I recently got a JDS Labs Element DAC + headphone amp. I drive it from my Ubuntu desktop using VLC as the audio player. It’s plug and play – no drivers needed. However, best results come after applying a few tips:
VLC Audio Device: The DAC has 17 output devices that appear in VLC. Which one to use? Use Pulse Audio if you want to hear a mix of all audio on the computer. Pulse Audio mixes all sources and resamples them if necessary to a common rate. Use JDS Labs Element DAC, USB audio direct hardware device without any conversions if you want to hear the audio track in its native sampling rate & bit depth, and nothing else. I prefer this for best sound quality.

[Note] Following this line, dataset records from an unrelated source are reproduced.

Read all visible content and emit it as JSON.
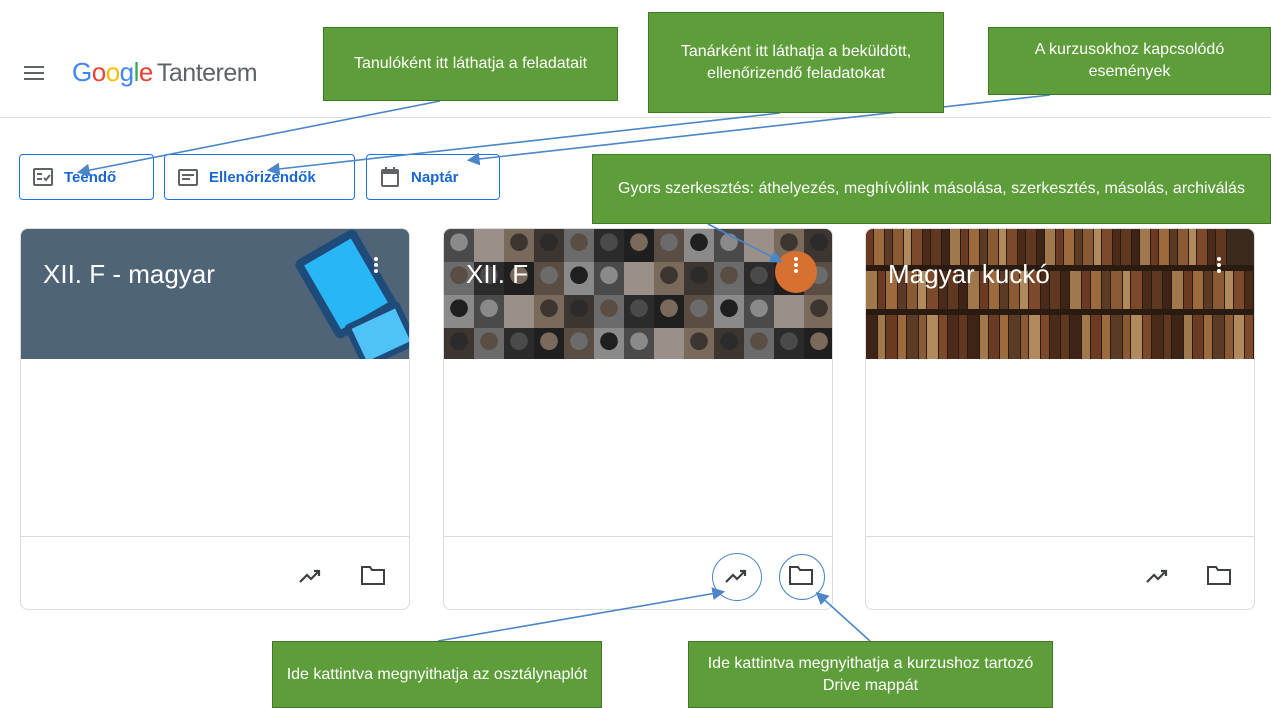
{
  "app": {
    "logo_parts": [
      "G",
      "o",
      "o",
      "g",
      "l",
      "e"
    ],
    "product": "Tanterem"
  },
  "toolbar": {
    "todo_label": "Teendő",
    "review_label": "Ellenőrizendők",
    "calendar_label": "Naptár"
  },
  "cards": [
    {
      "title": "XII. F - magyar",
      "banner": "devices-illustration"
    },
    {
      "title": "XII. F",
      "banner": "writers-portrait-mosaic"
    },
    {
      "title": "Magyar kuckó",
      "banner": "bookshelf"
    }
  ],
  "callouts": {
    "student_todo": "Tanulóként itt láthatja a feladatait",
    "teacher_review": "Tanárként itt láthatja a beküldött, ellenőrizendő feladatokat",
    "calendar_events": "A kurzusokhoz kapcsolódó események",
    "quick_edit": "Gyors szerkesztés:  áthelyezés, meghívólink másolása, szerkesztés,  másolás, archiválás",
    "gradebook": "Ide kattintva megnyithatja az osztálynaplót",
    "drive_folder": "Ide kattintva megnyithatja a kurzushoz tartozó Drive mappát"
  },
  "colors": {
    "accent": "#1a73e8",
    "callout_green": "#5e9e3a",
    "highlight_orange": "#d8702f",
    "arrow_blue": "#4a86c8"
  }
}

VLC Output Module: use Pulseaudio audio output if you want to hear a mix of all audio on the computer. Use ALSA audio output if you want to bypass Pulseaudio to hear the audio track and nothing else.
VLC occasionally stopped playing and popped up an error saying “Device or resource busy”. If you’re using ALSA, only one app at a time can use the device. For example, if the browser tries to play a video it can steal the device from VLC. Also, VLC seems to have a bug in which it occasionally steals the device from itself when switching tracks. Adding a udev rule made this happen far less often. Add a file called 41-jdslabs-dac.rules to directory /etc/udev/rules.d. Make the contents like this:
# JDS Labs Element DAC SUBSYSTEM=="usb", ATTR{idVendor}=="262a", MODE="0666", GROUP="plugdev"
This makes the JDS Labs DAC accessible to any Linux user.
Audio Glitches: Occasionally, once every hour or so, the audio will stop for a moment, then resume. I believe this is because the JDS Element uses USB adaptive mode, not async. This makes it compatible with more computers. Some people claim that adaptive move has more jitter and lower sound quality, but measurements belie this claim.
More audio glitches: Occasionally I would hear tics in the music, as if the computer CPU were too busy to deliver audio. Re-nicing the VLC process to -15 fixes this.